Many SoMs are designed for industrial use, offering 5–10 years of lifecycle support—ideal for stable commercial products.

How to Choose the Right SoM?

When choosing a SoM for your embedded project, consider the following key factors:

1. Processor Architecture

Choose between ARM Cortex-A series, x86, or RISC-V depending on performance needs, power consumption, and software ecosystem.

Example: Rockchip RK3568 (Quad-core Cortex-A55) for mid-to-high performance Android/Linux applications.

2. Operating System Support

Verify the SoM supports the OS you need—such as Android, Linux (Ubuntu, Debian, Buildroot), or even Windows.

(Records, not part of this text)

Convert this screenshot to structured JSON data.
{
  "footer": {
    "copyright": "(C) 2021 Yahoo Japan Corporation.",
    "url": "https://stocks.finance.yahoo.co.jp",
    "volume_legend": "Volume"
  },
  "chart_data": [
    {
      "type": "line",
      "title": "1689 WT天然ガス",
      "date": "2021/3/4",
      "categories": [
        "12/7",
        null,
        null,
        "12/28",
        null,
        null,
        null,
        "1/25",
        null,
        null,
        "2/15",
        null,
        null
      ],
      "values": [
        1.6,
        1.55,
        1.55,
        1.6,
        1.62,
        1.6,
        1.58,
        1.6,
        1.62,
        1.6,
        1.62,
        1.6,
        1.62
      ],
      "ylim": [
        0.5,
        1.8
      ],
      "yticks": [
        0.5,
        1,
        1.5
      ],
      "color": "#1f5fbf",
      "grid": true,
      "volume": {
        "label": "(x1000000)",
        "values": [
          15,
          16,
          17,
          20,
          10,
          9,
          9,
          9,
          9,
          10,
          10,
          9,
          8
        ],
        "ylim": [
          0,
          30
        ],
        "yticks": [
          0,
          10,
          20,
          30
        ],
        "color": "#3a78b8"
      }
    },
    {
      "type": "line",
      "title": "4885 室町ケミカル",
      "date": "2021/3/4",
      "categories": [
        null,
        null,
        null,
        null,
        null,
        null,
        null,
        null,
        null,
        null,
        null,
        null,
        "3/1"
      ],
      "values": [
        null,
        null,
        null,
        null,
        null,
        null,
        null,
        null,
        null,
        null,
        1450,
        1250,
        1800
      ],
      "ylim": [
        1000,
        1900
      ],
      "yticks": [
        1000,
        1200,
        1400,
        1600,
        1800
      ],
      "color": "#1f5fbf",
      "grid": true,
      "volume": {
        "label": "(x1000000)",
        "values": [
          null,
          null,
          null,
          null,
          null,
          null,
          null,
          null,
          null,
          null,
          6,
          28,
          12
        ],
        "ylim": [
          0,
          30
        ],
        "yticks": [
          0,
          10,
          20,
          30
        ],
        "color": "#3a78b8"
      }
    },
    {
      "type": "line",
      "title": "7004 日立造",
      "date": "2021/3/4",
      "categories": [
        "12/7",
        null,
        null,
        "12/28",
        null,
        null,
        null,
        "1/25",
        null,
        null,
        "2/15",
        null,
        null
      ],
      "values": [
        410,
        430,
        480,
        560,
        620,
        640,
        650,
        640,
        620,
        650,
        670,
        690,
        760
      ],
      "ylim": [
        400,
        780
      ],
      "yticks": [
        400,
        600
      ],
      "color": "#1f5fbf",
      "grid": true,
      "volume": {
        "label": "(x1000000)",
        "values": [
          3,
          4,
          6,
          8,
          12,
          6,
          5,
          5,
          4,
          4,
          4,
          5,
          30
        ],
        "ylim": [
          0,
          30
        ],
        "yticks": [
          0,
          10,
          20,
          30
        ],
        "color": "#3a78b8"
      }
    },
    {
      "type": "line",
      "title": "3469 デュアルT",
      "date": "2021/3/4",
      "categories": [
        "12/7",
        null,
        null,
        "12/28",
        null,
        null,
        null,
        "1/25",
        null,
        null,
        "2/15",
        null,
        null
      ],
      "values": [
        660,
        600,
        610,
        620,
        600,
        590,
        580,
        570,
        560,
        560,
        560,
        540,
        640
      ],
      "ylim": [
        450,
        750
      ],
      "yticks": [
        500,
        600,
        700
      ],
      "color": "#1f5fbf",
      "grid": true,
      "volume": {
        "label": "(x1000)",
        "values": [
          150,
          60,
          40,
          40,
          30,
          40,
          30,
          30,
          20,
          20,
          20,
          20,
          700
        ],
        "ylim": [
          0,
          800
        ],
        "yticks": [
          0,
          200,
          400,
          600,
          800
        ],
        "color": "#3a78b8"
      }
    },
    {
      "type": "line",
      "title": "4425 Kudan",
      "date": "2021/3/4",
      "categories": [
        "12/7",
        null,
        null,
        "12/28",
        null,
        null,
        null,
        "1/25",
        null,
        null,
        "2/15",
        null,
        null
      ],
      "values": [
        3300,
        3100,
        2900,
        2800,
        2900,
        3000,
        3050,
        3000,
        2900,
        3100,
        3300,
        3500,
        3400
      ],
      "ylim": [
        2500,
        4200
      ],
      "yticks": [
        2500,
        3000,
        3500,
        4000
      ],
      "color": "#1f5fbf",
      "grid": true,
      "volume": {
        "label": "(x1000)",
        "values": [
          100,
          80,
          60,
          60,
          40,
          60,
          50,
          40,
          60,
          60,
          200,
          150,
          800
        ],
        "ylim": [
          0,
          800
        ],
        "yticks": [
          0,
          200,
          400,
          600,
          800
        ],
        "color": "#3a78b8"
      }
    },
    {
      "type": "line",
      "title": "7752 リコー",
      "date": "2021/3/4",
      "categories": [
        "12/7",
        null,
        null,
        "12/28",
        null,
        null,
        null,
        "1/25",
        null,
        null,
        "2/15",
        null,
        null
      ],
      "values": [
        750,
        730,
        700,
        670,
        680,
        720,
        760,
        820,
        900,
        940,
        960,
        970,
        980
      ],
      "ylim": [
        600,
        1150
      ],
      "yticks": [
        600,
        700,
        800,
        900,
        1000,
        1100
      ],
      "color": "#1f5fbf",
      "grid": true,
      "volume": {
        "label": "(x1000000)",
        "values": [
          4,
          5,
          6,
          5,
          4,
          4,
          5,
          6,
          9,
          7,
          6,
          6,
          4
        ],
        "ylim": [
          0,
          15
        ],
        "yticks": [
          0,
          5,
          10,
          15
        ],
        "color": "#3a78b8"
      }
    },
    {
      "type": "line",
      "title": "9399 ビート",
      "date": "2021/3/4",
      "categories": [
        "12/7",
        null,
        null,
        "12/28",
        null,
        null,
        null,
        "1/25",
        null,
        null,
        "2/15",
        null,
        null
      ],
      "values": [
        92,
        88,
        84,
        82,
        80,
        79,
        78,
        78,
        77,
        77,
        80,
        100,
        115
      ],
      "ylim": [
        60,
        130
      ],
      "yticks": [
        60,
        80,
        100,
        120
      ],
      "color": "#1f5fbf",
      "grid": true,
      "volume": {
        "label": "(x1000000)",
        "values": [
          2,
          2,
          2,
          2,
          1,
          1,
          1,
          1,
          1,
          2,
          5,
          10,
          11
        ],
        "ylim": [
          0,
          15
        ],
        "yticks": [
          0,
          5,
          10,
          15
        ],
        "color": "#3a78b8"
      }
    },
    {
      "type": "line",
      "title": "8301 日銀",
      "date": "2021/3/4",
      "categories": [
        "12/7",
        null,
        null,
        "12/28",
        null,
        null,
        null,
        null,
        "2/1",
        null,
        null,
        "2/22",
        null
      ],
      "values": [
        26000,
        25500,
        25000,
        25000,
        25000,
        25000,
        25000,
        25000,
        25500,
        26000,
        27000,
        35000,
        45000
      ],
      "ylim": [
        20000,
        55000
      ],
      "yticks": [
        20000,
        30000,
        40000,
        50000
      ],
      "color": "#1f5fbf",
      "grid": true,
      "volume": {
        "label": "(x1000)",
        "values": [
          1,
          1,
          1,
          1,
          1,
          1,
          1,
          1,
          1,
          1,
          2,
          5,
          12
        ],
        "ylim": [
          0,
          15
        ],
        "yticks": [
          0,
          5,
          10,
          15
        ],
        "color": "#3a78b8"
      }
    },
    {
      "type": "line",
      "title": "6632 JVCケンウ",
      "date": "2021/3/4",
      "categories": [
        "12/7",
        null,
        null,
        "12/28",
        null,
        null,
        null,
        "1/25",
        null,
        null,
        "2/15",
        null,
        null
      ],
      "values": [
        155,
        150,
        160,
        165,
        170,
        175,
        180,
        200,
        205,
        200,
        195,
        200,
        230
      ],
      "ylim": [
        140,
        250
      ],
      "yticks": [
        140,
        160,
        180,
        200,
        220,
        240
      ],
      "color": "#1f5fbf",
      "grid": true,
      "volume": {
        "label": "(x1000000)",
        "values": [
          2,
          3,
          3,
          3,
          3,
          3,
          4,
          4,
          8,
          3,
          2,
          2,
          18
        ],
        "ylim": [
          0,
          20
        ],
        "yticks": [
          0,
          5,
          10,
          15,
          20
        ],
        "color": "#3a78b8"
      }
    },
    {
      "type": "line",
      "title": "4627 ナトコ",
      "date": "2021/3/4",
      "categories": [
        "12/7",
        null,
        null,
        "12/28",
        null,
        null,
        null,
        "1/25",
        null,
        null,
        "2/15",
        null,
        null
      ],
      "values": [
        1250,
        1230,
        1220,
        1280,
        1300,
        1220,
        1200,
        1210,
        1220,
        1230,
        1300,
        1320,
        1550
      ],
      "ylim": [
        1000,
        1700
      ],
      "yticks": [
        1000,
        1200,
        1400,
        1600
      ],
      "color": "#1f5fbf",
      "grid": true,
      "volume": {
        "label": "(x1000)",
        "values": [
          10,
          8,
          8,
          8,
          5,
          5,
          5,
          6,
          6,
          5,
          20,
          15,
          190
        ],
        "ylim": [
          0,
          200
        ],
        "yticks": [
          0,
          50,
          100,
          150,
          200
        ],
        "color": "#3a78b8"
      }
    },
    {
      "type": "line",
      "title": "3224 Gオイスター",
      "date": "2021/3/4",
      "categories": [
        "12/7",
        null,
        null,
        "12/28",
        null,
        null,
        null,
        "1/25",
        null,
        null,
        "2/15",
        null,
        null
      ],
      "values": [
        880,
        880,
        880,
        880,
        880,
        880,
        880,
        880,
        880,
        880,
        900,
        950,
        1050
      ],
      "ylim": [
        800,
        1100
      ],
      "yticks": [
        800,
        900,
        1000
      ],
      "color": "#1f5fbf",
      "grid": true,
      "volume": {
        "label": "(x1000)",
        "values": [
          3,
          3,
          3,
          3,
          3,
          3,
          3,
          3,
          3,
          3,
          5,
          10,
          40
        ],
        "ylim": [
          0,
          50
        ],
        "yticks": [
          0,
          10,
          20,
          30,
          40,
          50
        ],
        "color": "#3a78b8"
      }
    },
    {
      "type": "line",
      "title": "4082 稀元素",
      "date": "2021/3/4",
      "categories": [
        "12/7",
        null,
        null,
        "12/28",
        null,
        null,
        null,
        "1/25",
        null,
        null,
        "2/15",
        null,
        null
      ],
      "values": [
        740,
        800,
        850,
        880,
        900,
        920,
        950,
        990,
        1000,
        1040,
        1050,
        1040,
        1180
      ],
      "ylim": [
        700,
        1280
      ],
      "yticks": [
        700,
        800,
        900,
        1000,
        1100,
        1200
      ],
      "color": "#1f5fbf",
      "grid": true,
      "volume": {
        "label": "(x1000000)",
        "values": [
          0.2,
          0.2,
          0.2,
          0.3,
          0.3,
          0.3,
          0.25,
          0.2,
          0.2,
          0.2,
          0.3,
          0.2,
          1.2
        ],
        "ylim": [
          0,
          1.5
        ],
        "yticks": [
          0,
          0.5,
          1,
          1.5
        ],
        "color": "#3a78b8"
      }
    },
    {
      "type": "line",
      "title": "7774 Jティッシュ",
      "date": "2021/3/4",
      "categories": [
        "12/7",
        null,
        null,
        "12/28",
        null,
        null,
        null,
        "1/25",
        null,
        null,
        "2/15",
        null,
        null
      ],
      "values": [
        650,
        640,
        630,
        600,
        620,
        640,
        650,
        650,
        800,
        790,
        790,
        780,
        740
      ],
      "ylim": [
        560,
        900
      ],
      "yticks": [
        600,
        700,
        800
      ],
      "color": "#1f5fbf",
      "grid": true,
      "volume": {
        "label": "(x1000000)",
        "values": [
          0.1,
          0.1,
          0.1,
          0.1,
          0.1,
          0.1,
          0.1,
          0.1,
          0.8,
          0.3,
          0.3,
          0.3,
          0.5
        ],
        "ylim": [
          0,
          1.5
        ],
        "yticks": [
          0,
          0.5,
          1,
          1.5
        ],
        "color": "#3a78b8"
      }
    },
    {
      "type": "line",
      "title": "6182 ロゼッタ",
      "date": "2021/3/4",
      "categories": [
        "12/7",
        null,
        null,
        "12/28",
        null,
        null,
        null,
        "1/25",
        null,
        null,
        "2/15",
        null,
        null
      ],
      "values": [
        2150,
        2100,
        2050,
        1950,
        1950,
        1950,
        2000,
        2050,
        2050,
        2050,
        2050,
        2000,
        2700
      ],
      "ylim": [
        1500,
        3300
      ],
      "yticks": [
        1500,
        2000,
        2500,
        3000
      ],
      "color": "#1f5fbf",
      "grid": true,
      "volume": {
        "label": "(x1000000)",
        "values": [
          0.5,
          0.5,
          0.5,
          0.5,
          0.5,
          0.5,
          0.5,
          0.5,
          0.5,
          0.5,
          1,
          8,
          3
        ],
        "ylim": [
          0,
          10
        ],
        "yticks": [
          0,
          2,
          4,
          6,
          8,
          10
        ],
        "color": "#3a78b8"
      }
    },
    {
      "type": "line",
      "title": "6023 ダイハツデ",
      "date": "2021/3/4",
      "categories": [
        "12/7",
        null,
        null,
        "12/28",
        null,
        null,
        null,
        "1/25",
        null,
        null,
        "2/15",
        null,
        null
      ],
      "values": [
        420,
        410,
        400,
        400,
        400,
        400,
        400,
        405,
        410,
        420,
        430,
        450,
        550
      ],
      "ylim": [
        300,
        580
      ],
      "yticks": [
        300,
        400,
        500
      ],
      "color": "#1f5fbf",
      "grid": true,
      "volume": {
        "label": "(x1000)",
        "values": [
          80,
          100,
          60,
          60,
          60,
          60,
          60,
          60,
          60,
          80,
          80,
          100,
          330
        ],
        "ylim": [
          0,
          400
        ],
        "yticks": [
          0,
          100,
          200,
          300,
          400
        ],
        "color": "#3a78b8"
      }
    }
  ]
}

Portworld’s SoMs support Android 11, Ubuntu, and Debian with BSP and SDK tools.

3. RAM & Storage

Select memory size based on your application:

• 1GB–2GB RAM for light applications
• 4GB+ RAM for media-rich, multitasking systems
  Also consider onboard storage (8GB, 16GB, 32GB eMMC, etc.) or external flash support.

4. Connectivity and Interfaces

Evaluate whether the SoM supports:

• Gigabit Ethernet or PoE
• Wi-Fi/Bluetooth
• RS232/RS485 for industrial control
• MIPI/HDMI/LVDS display output
• GPIO, I2C, SPI, CAN, and other peripheral interfaces

5. Thermal and Power Requirements

Industrial applications may need wide-temperature SoMs with fanless design and efficient power usage.

6. Form Factor and Compatibility

Choose a module form factor that matches your space and mechanical design—e.g., solder-down, board-to-board connector, or SODIMM.

7. Software Support and Documentation

Reliable SDKs, Linux device trees, Android HALs, and fast tech support are crucial for smooth development.

8. Customization and OEM Services

If your application needs unique interfaces or branding, ensure the SoM provider offers custom carrier board design, firmware services, and production support.